The Charity Commission head office at One Drummond Gate

Copyright Fergus Burnett

A Kurdish charity has been removed from the register of charities and its board disqualified from trusteeship after a Charity Commission investigation found it had links to a terrorist leader.

According to an inquiry report published today, the Commission began looking into the Didi Nwe Organisation, a Birmingham-based charity, in 2012 after the police found a trustee returning to the UK from France with £1,800 in cash. The Commission found that around £14,000 had been paid from the charity to the trustee. A statutory inquiry was opened in January 2013.

The Commission also found the charity’s website had made several references to Mullah Krekar, an alias of Najmuddin Faraj Ahmed, designated by the United Nations as a member of terrorist organisation Al Qaida, and the charity had uploaded videos of Mullah Krekar to YouTube.

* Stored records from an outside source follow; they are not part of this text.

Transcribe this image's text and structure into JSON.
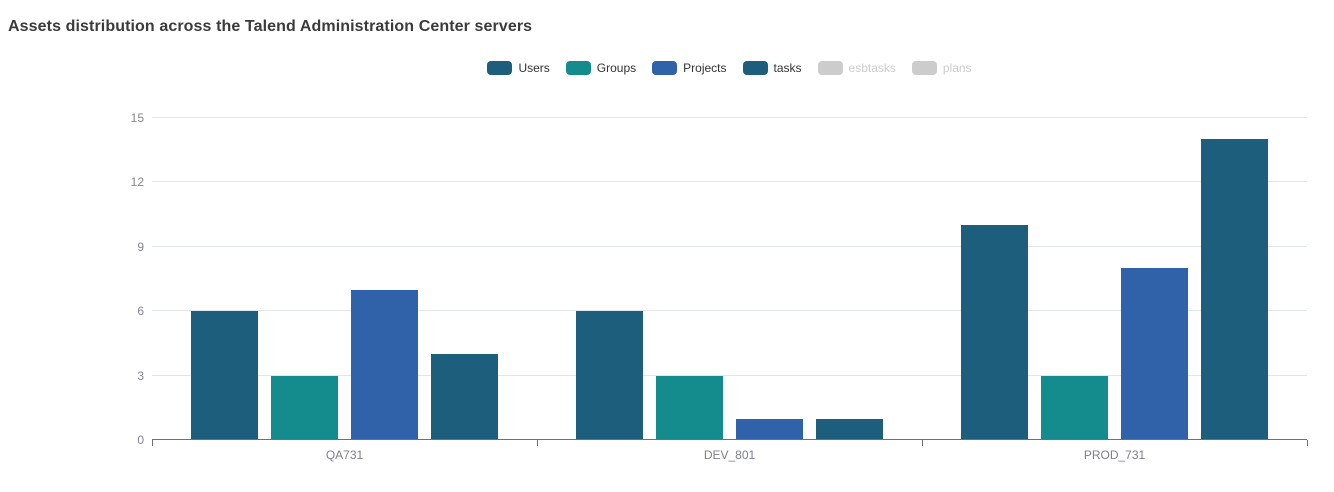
{
  "title": "Assets distribution across the Talend Administration Center servers",
  "colors": {
    "users": "#1d5e7d",
    "groups": "#148b8d",
    "projects": "#2f62a8",
    "tasks": "#1d5e7d",
    "disabled": "#cccccc",
    "gridline": "#e0e6f1",
    "axis_line": "#6e7079",
    "axis_label": "#7d8088",
    "title_text": "#3b3b3b",
    "legend_text": "#333333"
  },
  "legend": {
    "items": [
      {
        "label": "Users",
        "color": "#1d5e7d",
        "disabled": false
      },
      {
        "label": "Groups",
        "color": "#148b8d",
        "disabled": false
      },
      {
        "label": "Projects",
        "color": "#2f62a8",
        "disabled": false
      },
      {
        "label": "tasks",
        "color": "#1d5e7d",
        "disabled": false
      },
      {
        "label": "esbtasks",
        "color": "#cccccc",
        "disabled": true
      },
      {
        "label": "plans",
        "color": "#cccccc",
        "disabled": true
      }
    ]
  },
  "chart_data": {
    "type": "bar",
    "title": "Assets distribution across the Talend Administration Center servers",
    "categories": [
      "QA731",
      "DEV_801",
      "PROD_731"
    ],
    "series": [
      {
        "name": "Users",
        "color": "#1d5e7d",
        "enabled": true,
        "values": [
          6,
          6,
          10
        ]
      },
      {
        "name": "Groups",
        "color": "#148b8d",
        "enabled": true,
        "values": [
          3,
          3,
          3
        ]
      },
      {
        "name": "Projects",
        "color": "#2f62a8",
        "enabled": true,
        "values": [
          7,
          1,
          8
        ]
      },
      {
        "name": "tasks",
        "color": "#1d5e7d",
        "enabled": true,
        "values": [
          4,
          1,
          14
        ]
      },
      {
        "name": "esbtasks",
        "color": "#cccccc",
        "enabled": false,
        "values": null
      },
      {
        "name": "plans",
        "color": "#cccccc",
        "enabled": false,
        "values": null
      }
    ],
    "xlabel": "",
    "ylabel": "",
    "ylim": [
      0,
      15
    ],
    "yticks": [
      0,
      3,
      6,
      9,
      12,
      15
    ],
    "grid": true,
    "legend_position": "top-center"
  }
}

The Commission found that the same trustee – who is not named in its report – had held a meeting, using the charity’s name, called “Free All Muslim Hostages” at which other terrorist sympathisers had spoken, and had spoken at those meetings himself.

The trustees said the money paid to its trustee was spent on running an online chatroom and visiting Kurdish hospital patients. The Commission found substantial payments to the chatroom from the trustee’s accounts, but was not fully satisfied with his explanations.

The Commission also found that Mullah Krekar had used to chatroom to communicate with followers.

“The inquiry found that the trustees failed to properly consider or manage the risks posed by the charity’s connections with and providing a platform to a designated person,” the report said. “The trustees knowingly supported activities that were in the commission’s view improper for the purpose of the charity.

“The inquiry found that the trustees were not acting in the best interests of the charity and their actions amount to misconduct and/or mismanagement on the part of the trustees in the administration of the charity.

On 6 July 2015 the Commission used its powers to remove all 3 individuals as trustees of the charity, and the charity was removed from the register on 17 August 2015.

“The consequence of removal is disqualification from being a trustee of any other charity without a waiver from disqualification from the commission or the courts,” the Commission said. “It is an offence to act as a trustee whilst disqualified.”